Pembangunan konsep perindustrian yang keliru tentunya akan berdampak pada runtuhnya stabilitas lingkungan, khususnya pencemaran udara (N.H.T Siahaan, 1987: 54). Pembangunan industri sendiri mempunyai dua sisi yang berbeda. Dimana dapat meningkatkan kualitas hidup masyarakat disekitar atau malah menciptakan pencemaran udara (salah satunya) yang diakibatkan oleh kegiatan manusia (Jurnal Simbur Cahaya, 1998: 411). Oleh karena itu kegiatan pembangunan perindustrian yang telah dilakukan haruslah merujuk pada konsep ekologi pembangunan yang ada. Jangan sampai, dengan semakin meningkatnya kegitatan pembangunan perindustrian tidak diikuti dengan perlindungan dan pengelolaan lingkungan hidup yang baik.
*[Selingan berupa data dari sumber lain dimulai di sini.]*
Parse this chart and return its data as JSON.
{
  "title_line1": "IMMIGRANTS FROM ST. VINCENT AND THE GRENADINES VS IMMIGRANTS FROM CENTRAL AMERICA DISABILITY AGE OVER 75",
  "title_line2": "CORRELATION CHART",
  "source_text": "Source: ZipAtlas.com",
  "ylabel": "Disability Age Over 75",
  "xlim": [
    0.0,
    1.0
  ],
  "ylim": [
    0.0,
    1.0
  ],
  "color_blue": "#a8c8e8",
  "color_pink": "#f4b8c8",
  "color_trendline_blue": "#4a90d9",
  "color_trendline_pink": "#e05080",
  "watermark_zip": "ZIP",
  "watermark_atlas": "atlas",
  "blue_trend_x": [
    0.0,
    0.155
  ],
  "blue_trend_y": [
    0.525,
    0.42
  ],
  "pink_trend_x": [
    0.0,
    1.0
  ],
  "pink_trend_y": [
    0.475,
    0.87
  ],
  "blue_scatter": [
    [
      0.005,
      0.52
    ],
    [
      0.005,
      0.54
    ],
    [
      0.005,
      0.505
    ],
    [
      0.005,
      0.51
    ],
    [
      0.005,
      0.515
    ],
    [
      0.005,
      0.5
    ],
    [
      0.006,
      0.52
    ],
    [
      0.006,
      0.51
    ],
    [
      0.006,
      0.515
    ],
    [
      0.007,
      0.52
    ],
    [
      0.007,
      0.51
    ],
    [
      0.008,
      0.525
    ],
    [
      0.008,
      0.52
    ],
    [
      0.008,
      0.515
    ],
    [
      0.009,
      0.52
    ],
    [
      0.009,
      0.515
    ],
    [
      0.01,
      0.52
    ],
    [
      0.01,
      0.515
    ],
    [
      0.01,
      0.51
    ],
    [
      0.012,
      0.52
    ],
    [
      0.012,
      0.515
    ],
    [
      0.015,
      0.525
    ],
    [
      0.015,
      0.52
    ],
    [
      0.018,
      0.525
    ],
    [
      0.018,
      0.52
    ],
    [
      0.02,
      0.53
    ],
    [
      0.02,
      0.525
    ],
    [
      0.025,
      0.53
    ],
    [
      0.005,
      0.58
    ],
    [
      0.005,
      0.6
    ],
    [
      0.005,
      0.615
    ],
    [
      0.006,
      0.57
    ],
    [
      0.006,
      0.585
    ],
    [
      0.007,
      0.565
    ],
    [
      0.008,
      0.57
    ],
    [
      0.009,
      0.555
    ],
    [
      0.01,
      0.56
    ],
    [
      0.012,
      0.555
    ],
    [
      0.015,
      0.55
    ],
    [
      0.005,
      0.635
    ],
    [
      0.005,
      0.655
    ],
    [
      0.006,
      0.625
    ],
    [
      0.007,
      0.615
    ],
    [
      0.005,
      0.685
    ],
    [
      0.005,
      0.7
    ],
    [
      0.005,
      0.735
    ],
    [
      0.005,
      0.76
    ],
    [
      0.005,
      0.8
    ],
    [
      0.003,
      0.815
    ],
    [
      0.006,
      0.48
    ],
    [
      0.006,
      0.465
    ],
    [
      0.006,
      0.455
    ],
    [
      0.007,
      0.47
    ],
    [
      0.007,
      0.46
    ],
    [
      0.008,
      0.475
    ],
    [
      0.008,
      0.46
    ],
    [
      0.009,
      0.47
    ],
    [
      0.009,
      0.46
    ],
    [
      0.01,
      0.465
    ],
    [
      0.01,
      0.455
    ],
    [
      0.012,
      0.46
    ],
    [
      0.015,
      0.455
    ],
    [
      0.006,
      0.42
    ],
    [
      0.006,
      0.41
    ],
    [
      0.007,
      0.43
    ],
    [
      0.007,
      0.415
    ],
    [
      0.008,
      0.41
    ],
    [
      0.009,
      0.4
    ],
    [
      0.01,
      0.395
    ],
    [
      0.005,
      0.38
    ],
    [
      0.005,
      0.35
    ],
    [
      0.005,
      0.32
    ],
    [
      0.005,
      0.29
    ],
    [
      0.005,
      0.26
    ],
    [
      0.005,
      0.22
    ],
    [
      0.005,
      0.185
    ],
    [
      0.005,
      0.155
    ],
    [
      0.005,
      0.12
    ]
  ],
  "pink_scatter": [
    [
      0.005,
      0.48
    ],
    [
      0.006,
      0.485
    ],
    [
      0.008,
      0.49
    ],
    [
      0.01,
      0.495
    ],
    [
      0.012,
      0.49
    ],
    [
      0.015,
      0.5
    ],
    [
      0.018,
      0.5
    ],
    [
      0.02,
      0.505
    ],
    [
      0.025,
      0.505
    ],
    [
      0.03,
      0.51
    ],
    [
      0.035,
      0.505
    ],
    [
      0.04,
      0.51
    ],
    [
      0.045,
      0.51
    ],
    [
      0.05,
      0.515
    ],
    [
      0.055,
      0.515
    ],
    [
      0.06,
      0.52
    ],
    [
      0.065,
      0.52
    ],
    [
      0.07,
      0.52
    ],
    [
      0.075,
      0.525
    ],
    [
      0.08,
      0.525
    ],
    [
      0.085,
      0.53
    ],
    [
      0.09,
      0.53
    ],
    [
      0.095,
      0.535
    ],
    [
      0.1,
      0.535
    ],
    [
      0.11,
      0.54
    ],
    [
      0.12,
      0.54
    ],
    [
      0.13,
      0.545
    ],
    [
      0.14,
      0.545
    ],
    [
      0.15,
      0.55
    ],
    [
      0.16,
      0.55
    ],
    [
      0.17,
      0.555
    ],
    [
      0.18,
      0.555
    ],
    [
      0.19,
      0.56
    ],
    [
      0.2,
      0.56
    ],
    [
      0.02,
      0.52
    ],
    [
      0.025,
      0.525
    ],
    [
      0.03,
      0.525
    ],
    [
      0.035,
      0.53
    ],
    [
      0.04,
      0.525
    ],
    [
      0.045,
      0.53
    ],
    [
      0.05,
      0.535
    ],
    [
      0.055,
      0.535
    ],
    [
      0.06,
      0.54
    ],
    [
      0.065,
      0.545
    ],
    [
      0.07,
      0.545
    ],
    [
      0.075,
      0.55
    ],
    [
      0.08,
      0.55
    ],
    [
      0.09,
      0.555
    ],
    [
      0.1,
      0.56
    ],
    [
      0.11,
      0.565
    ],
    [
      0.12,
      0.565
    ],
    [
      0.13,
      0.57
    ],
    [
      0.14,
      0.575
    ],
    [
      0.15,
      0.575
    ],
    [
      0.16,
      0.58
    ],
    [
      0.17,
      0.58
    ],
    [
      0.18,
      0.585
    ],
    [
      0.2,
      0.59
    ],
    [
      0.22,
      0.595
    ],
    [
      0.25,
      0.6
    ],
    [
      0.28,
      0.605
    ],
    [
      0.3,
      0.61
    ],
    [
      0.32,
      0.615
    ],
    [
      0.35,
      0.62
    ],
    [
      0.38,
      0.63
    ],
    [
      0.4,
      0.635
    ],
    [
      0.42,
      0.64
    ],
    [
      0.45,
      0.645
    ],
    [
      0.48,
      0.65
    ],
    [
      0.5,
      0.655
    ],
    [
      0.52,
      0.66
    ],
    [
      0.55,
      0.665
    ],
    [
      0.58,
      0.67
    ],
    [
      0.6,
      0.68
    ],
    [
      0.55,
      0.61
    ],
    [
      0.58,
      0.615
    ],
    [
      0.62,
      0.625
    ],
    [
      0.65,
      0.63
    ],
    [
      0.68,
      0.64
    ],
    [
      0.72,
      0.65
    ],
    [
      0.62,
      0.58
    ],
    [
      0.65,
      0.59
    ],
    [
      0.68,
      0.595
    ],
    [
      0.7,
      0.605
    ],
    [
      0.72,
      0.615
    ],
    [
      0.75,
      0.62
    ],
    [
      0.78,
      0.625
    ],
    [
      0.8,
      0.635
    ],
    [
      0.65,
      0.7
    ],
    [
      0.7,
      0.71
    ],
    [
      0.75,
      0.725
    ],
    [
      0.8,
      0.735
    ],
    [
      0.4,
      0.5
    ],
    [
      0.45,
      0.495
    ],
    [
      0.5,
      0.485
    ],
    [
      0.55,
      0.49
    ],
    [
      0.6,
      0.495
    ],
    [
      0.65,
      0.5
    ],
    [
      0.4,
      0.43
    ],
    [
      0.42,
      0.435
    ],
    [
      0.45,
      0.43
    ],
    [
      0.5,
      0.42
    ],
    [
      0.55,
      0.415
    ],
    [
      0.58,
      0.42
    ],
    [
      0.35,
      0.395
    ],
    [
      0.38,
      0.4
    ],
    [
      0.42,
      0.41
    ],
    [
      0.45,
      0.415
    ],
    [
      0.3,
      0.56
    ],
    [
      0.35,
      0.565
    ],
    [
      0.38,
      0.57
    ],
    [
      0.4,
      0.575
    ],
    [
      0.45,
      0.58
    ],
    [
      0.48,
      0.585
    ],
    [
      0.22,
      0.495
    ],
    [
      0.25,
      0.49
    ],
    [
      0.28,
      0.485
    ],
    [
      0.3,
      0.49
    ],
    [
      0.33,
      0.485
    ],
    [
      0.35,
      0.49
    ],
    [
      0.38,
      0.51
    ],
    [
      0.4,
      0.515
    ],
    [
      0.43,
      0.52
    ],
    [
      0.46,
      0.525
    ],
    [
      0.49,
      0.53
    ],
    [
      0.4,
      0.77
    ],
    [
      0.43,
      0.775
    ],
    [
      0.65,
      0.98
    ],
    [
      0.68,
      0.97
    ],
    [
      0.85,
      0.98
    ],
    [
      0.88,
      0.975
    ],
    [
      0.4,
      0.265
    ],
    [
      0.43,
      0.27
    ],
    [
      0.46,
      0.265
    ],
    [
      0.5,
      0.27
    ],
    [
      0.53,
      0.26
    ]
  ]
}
Terkait dengan relevansi antara pembangunan perindustrian dan lingkungan hidup, maka yang juga perlu diperhatikan adalah konsep tata ruang yang ada sebagaimana yang diatur dalam UU No. 26 Tahun 2007 tentang Penataan Ruang. Dimana dalam pembangunan perindustrian harulah memperhatikan dan mengkaji tata ruang dari wilayah bersangkutan. Hal ini tentunya bertujuan untuk membuat suatu mekanika sistem perindustrian menjadi lebih baik. Namun, seringkali industri-industri besar yang ada dengan sengaja “bermukim” di wilayah yang padat penduduk, sehingga berdampak pada rusaknya keseimbangan eksosistem dan ekologi dari wilayah yang bersangkutan. Tentunya hal semacam ini menjadi suatu realita problematika yang wajib diselesaikan oleh pemerintah. Apakah hal ini terkait dengan penyalahgunaan pemberian perizinan atau memang pelaku industri tersebut yang nakal dengan mencoba-coba menerobos aturan-aturan yang ada
.
Konsep CSR sebagai Pemanis
Permasalahan dalam pembangunan perindustrian selanjutnya adalah pertanggunjawaban sosial dari pelaku industri terhadap masyarakat sekitar (Corporate Social Responsibility). CSR sendiri berarti komitmen bisnis untuk berkontribusi dalam pembangunan ekonomi berkelanjutan, bekerja dengan karyawan perusahaan, keluarga karyawan tersebut, berikut komunitas setempat (local) dan masyarakat secara keseluruhan dalam rangka menigkatkan kualitas hidup (The World Business Council for Suistanable Development).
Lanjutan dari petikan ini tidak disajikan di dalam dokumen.